A political observer says, while this year's Indiana legislative session could be more routine than past years, some major issues will be on the table. WIBC/Network Indiana Statehouse Bureau Chief Eric Berman says workforce development, alcohol laws and the battle against the opioid epidemic will be among the top topics on the legislative agenda. The session gets underway Wednesday with some notable absences, including State Senator Brandt Hershman (R-7), who is resigning after 18 years and Rep. Mike Braun (R-63), who is running for U.S. Senate.

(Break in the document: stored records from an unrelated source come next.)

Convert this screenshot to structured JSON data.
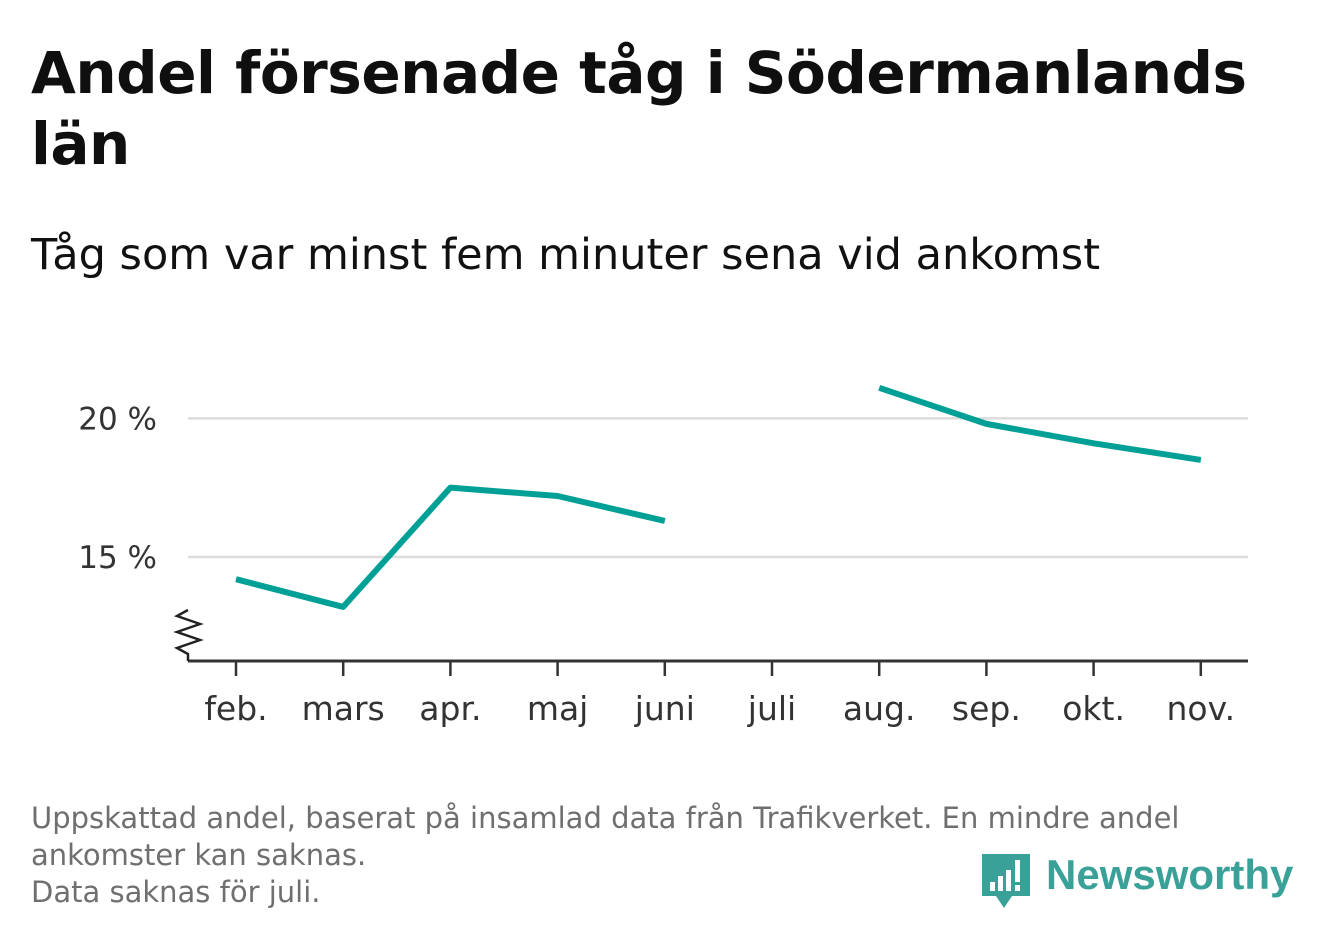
{
  "title": "Andel försenade tåg i Södermanlands län",
  "subtitle": "Tåg som var minst fem minuter sena vid ankomst",
  "footer": {
    "line1": "Uppskattad andel, baserat på insamlad data från Trafikverket. En mindre andel",
    "line2": "ankomster kan saknas.",
    "line3": "Data saknas för juli."
  },
  "brand": {
    "name": "Newsworthy",
    "color": "#3aa199"
  },
  "chart_data": {
    "type": "line",
    "categories": [
      "feb.",
      "mars",
      "apr.",
      "maj",
      "juni",
      "juli",
      "aug.",
      "sep.",
      "okt.",
      "nov."
    ],
    "series": [
      {
        "values": [
          14.2,
          13.2,
          17.5,
          17.2,
          16.3,
          null,
          21.1,
          19.8,
          19.1,
          18.5
        ]
      }
    ],
    "yticks": [
      15,
      20
    ],
    "ytick_labels": [
      "15 %",
      "20 %"
    ],
    "ylim": [
      11.25,
      22.5
    ],
    "y_axis_break": true,
    "grid": "horizontal",
    "line_color": "#00a096",
    "grid_color": "#dcdcdc",
    "axis_color": "#333333"
  }
}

A successful session for legislators, he says, will take a "do no harm" approach. "In 2018, if they get out of there without anything blowing up that they would have to explain between then and election day, I think they'll be happy," Berman told Inside INdiana Business Multimedia Journalist Mary-Rachel Redman.

Workforce development has long been an issue in Indiana, with some companies reporting challenges finding qualified employees for available openings. It has not gone unnoticed by Governor Eric Holcomb, who in July hired former La Porte Mayor Blair Milo as Indiana's first secretary of career connections and talent. She is tasked with working with businesses, trade associations and colleges and universities to identify employer needs and help connect workers with training opportunities to meet those needs. In August, Holcomb and Milo unveiled the $20 million Next Level Jobs program to support training efforts.

Indiana's alcohol laws took the statewide spotlight once again in November when the Indiana Association of Beverage Retailers and the Indiana Retail Council agreed to support legalizing carry-out Sunday alcohol sales, while opposing the expansion of the sale of cold beer. Days before, Ball State University released results of a survey suggesting a majority of Hoosiers support both Sunday and expanded cold beer sales.

Opioid misuse, as is the case nationally, has become an epidemic in Indiana. In addition to the human toll, the 2018 Indiana University Kelley School of Business pegged the issue's economic cost at more than $1 billion per year. One of Governor Holcomb's first acts in office was to task former Goodwill Industries of Central Indiana Chief Executive Officer Jim McClelland with leading the state's fight against drug abuse. In October, Indiana University announced its third $50 million Grand Challenges initiative would focus on the addiction crisis.

WIBC/Network Indiana Statehouse Bureau Chief Eric Berman says a successful session for legislators will take a "do no harm" approach.